Под солнцем было почти жарко. Всюду, где только имелась свободная от асфальта земля, зеленели ростки и стебли, и первый одуванчик — на безопасной короткой ножке, но вызывающе желтый — выглядывал из-под церковной ограды.
— Скажи… — начал Ким. — Скажи, столько народу во всем мире надеются и ждут… Почему ты явился ко мне? Который не ждал? Которому тебя не надо?
— Они ждут не меня, — тихо отозвался Пандем. — Это было бы нечестно.
«…Итак, я собеседник. И единственная причина, по которой я стану вмешиваться в мозг напрямую, — психическое расстройство, не поддающееся иной коррекции».
Ким сидел в вагоне метро, в самом углу. В темных стеклах отражались люди, читающие, дремлющие, глазеющие по сторонам, висящие на брусьях поручней либо вольготно развалившиеся на дерматиновых диванах; напротив Кима сидела пухлая растрепанная блондинка, увлеченная пухлой растрепанной книгой, и в окне за ее спиной Ким мог видеть собственное лицо. Стекло было кривое, а потому глаза и лоб Кима казались гротескно-огромными, как в страшном мультфильме.
«Хорошо. Что будет с теми, кем забиты тюрьмы и колонии? Как ты видишь их будущее — тех, кто был осужден на пожизненное, допустим, заключение? За убийства, поджоги, изнасилования? Где им место в твоем мире?»
«Там же, где и всем. Наказанием им будет раскаяние, и уверяю тебя, оно гораздо более действенно, нежели тюрьма».

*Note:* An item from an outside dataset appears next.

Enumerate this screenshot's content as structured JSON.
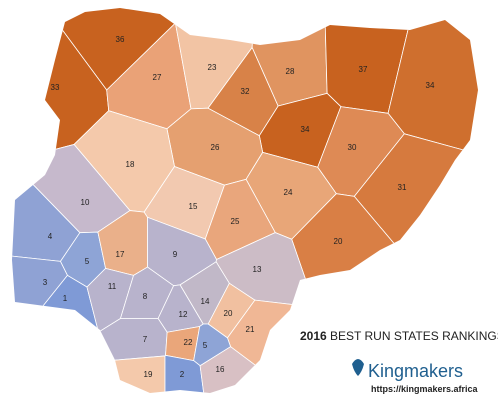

«Ты наивный! Господи, ты с такой властью — такой наивный!»
Ким видел в зеркале темного окна, как шевелятся его губы и как нервно блестят глаза. Как сухая старушка, сидящая рядом и тоже отраженная стеклом, раз и другой на него косится.
«Ты не веришь в совесть?»
«А кто будет совестью? Ты? Жужжание пчелки в большой бритой голове: убивать нехорошо? Как тебе не стыдно? Так?»

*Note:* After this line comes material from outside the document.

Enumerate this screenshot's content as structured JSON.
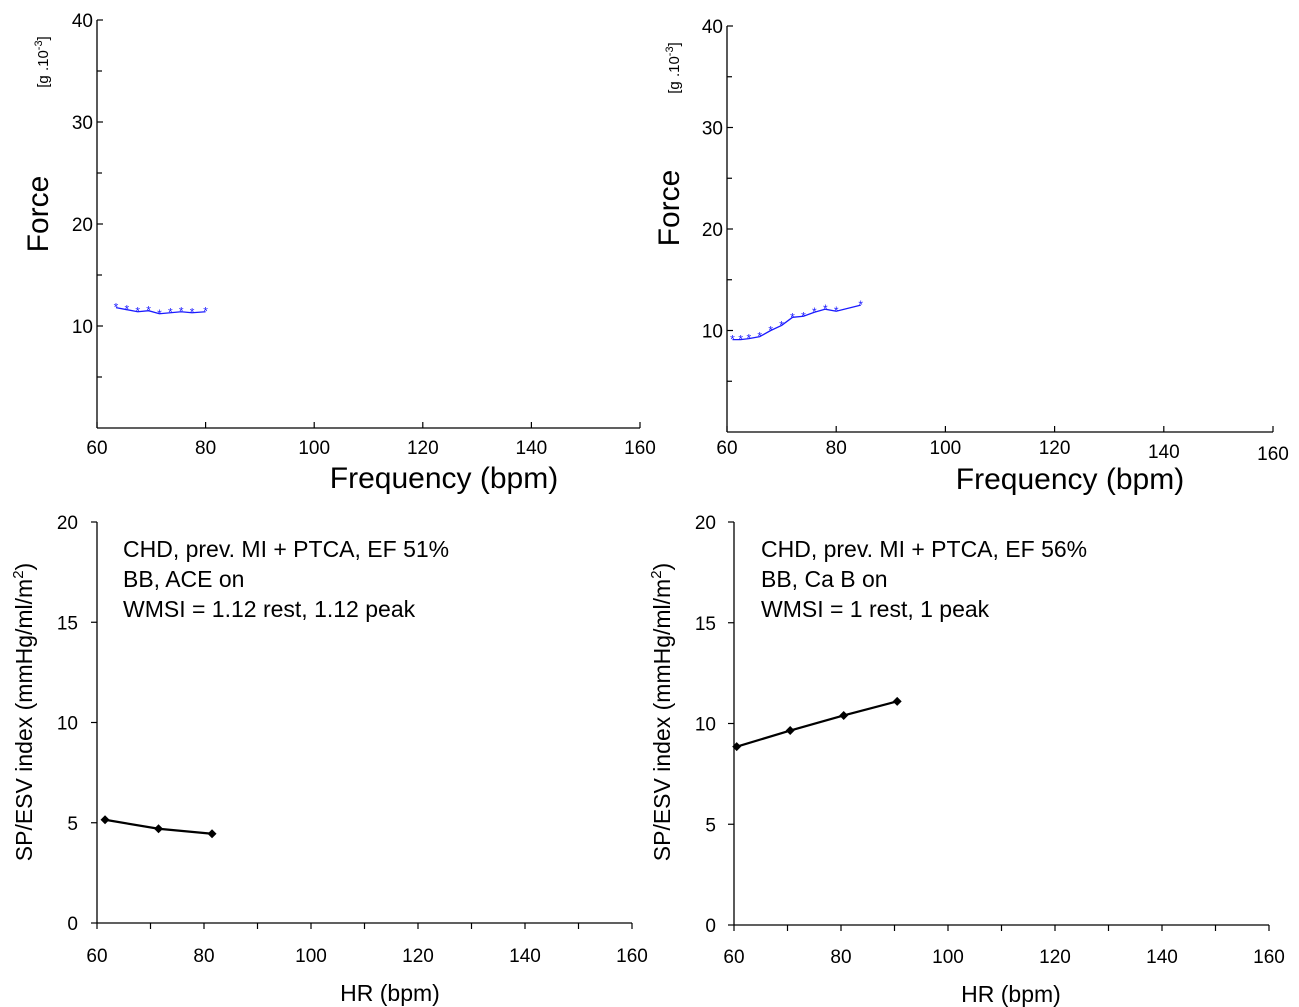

«Нет, Ким… Ты забываешь, что я — это каждый из них. Я вижу их изнутри. Каждое колебание, каждое хотение и каждый страх. Каждая минута памяти. Мир, который они видят не так, как ты. Их мир иерархичен, и для начала я просто займу верхнюю ступеньку. А потом… Кое-кому мне удастся вправить вывихнутое представление о жизни, прочих сделаю по крайней мере безопасными для окружающих».
«Только словом?»
«Я собеседник».
«А если они откажутся слушать тебя?»
«Я сумею договориться. Напугаю, подкуплю. Всем им что-нибудь нужно».